Winter’s not my favorite season, yet some of my favorite things are a part of this season: Christmastime, family activities, fires, hot chocolate, spiced cider, mulled wine, strong coffee and rich food. But I miss the sunshine, the leaves and being outside. I complain of humidity in summer and the dry air of winter.
Winter seems quieter, slower, more contemplative. I can almost picture the scene where Ms. Rossetti penned her poem. From that first verse you might think she was depressed or in despair. Winter can do that to you. But when you read the rest, you see she was contrasting winter with something else. Something new. Something with promise, like the coming spring. The poem continues:
Our God, heaven cannot hold Him, nor earth sustain;
Heaven and earth shall flee away when He comes to reign.
In the bleak midwinter a stable place sufficed
The Lord God Almighty, Jesus Christ.
Enough for Him, Whom cherubim, worship night and day,
Breastful of milk, and a mangerful of hay;
Enough for Him, Whom angels fall before,
The ox and ass and camel which adore.
Angels and archangels may have gathered there,
Cherubim and seraphim thronged the air;
But His mother only, in her maiden bliss,
Worshiped the beloved with a kiss.
What can I give Him, poor as I am?
If I were a shepherd, I would bring a lamb;
If I were a Wise Man, I would do my part;
Yet what I can I give Him: give my heart.
Maybe that’s the key to seasons of bleakness whether they be in winter or summer, in abundance or poverty. 2018 has had it all, or so it seems. The world seems meaner somehow, more base, more selfish, more arrogant, more misguided.
But it also seems more hopeful. I have the privilege of being around immensely creative young people and wonderful family. They seem more energized, more visionary.
I want to be among those who understand there is more to the poem, more to the story, more to this life.
Most know of the words, “We hold these truths to be self-evident, that all men are created equal, that they are endowed by their Creator with certain unalienable Rights, that among these are Life, Liberty and the pursuit of Happiness.” Many know these words to be the introduction to the Declaration of Independence. Many would see these unalienable (which means you can’t give them away) Rights to be the highest form of humanity. They’re good, don’t get me wrong, but there is more.

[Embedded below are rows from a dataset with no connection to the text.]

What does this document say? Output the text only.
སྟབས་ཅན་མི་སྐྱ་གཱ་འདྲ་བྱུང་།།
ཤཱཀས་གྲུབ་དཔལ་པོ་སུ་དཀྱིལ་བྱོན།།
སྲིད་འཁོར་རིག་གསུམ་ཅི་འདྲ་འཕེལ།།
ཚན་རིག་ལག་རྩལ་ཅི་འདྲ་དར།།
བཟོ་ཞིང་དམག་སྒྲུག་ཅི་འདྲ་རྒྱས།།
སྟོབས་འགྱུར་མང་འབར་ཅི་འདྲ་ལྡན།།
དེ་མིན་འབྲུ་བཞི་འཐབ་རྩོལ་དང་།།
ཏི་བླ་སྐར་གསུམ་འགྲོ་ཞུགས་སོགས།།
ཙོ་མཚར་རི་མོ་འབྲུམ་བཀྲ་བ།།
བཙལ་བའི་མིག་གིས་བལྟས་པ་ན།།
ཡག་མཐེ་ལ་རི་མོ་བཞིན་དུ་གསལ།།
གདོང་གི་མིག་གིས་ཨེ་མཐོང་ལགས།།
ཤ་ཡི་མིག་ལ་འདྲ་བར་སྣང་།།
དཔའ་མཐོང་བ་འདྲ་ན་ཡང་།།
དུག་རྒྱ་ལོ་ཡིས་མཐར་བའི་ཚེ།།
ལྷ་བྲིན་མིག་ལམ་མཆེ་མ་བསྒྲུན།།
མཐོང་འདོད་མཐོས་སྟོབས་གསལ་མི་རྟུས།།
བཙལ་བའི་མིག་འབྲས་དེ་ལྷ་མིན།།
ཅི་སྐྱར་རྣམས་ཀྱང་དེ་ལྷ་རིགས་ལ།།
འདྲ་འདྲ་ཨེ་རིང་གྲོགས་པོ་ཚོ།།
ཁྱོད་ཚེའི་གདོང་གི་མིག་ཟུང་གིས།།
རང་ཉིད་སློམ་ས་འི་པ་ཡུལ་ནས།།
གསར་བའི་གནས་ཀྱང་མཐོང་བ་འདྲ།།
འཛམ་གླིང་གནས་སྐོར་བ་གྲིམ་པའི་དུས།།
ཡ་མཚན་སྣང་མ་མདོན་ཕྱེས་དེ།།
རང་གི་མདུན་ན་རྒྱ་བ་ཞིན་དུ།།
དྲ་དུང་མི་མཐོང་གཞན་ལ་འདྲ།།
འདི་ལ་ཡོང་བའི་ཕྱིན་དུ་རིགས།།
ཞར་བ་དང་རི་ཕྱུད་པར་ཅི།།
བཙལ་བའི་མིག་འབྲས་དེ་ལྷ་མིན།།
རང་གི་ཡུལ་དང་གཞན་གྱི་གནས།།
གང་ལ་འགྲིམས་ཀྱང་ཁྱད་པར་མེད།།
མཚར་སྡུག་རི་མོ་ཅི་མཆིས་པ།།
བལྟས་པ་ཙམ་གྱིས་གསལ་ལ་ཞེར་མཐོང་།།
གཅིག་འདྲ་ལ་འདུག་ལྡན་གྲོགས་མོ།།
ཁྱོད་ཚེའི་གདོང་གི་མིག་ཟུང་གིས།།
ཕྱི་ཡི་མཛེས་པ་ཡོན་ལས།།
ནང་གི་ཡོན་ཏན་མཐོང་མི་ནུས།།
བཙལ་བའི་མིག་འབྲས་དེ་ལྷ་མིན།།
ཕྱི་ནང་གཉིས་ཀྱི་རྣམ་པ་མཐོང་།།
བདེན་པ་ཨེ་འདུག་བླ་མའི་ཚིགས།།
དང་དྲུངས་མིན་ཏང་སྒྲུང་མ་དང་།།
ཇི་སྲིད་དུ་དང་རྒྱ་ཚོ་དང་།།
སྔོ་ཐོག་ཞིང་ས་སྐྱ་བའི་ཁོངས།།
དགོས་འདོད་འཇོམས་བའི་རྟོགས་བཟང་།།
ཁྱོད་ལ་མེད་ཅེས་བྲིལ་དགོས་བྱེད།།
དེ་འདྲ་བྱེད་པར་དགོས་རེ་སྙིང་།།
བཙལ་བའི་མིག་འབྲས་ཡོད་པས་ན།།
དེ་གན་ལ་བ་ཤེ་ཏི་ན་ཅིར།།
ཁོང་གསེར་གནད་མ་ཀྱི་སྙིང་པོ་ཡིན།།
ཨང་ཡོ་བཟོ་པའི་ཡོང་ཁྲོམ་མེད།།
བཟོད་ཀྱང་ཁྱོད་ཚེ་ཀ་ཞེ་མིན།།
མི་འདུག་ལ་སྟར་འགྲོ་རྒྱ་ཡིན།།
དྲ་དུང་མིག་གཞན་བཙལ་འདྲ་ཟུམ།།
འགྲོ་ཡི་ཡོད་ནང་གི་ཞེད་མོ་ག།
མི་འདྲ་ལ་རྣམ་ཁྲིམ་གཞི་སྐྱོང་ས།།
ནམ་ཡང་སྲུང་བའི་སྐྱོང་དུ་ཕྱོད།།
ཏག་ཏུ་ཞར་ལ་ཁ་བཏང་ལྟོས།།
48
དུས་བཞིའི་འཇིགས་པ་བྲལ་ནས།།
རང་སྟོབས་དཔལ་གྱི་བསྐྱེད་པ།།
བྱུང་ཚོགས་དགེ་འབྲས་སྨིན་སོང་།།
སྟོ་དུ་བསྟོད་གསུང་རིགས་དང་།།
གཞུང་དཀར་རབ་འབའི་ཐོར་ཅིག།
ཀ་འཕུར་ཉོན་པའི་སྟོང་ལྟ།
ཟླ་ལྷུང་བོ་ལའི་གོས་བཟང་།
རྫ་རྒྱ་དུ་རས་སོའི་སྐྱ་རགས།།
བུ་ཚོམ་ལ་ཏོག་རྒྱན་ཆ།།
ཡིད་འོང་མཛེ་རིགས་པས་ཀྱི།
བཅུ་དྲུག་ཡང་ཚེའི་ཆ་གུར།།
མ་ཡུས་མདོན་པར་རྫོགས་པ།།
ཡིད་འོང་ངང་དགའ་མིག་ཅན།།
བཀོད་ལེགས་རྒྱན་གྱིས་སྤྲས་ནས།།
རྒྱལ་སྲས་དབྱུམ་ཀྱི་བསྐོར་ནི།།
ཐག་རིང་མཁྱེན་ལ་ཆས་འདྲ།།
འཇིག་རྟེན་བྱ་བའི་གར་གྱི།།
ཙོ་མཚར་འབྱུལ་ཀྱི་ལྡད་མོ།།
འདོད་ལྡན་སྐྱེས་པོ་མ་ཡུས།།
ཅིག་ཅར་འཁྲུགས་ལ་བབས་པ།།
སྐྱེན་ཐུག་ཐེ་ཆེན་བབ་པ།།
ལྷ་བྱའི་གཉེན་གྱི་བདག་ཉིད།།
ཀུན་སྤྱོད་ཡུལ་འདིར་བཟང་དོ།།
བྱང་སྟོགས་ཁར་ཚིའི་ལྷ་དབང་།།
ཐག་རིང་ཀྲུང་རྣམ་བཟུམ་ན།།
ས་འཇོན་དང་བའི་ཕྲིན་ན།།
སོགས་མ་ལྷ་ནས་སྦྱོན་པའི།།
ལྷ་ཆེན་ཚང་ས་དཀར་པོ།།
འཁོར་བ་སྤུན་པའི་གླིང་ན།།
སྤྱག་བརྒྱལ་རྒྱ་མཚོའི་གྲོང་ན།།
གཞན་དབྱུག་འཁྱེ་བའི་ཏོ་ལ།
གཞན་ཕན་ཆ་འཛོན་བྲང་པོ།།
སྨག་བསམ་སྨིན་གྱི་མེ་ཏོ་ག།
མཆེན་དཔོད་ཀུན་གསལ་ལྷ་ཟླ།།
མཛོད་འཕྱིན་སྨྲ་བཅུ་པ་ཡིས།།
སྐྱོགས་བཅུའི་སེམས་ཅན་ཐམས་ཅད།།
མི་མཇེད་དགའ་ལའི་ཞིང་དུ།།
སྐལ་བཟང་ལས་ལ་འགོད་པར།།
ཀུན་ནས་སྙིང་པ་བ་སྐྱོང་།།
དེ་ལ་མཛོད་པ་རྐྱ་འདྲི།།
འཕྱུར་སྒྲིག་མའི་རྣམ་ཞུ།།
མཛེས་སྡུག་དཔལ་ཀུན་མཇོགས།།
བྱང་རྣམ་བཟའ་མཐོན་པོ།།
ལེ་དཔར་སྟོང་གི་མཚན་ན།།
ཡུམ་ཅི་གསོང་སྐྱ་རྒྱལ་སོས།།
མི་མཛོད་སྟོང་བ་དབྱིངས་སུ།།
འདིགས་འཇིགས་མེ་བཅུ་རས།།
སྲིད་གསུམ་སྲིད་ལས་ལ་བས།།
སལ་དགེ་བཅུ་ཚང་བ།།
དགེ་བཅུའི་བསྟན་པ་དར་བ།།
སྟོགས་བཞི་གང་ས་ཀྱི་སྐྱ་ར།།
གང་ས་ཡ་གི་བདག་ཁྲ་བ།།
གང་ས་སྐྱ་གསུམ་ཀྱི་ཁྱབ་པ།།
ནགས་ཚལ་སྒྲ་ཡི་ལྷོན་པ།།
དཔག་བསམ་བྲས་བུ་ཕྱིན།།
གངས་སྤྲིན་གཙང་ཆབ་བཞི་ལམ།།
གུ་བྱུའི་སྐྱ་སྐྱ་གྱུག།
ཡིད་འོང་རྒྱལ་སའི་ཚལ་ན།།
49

If we stop with these then we will put all of our hopes in political solutions. That’s the mold they are cast in. It should be clear to us that the ultimate answers are not in politics. There is more.
We always speak of the turn from one year to the next as the NEW year, fraught with opportunity, a new start. I am resolving to aim higher, drink deeper, see more, listen more, give more and live more. And with all that living there is a chance that at the end of 2019 I will weigh more. Just being honest.
By the way, that old poem was made into a wonderful Christmas Carol. I highly recommend James Taylor’s version of the song. You can find it on his album “At Christmas” along with a lovely version of Auld Lang Syne; perfect for midnight tonight.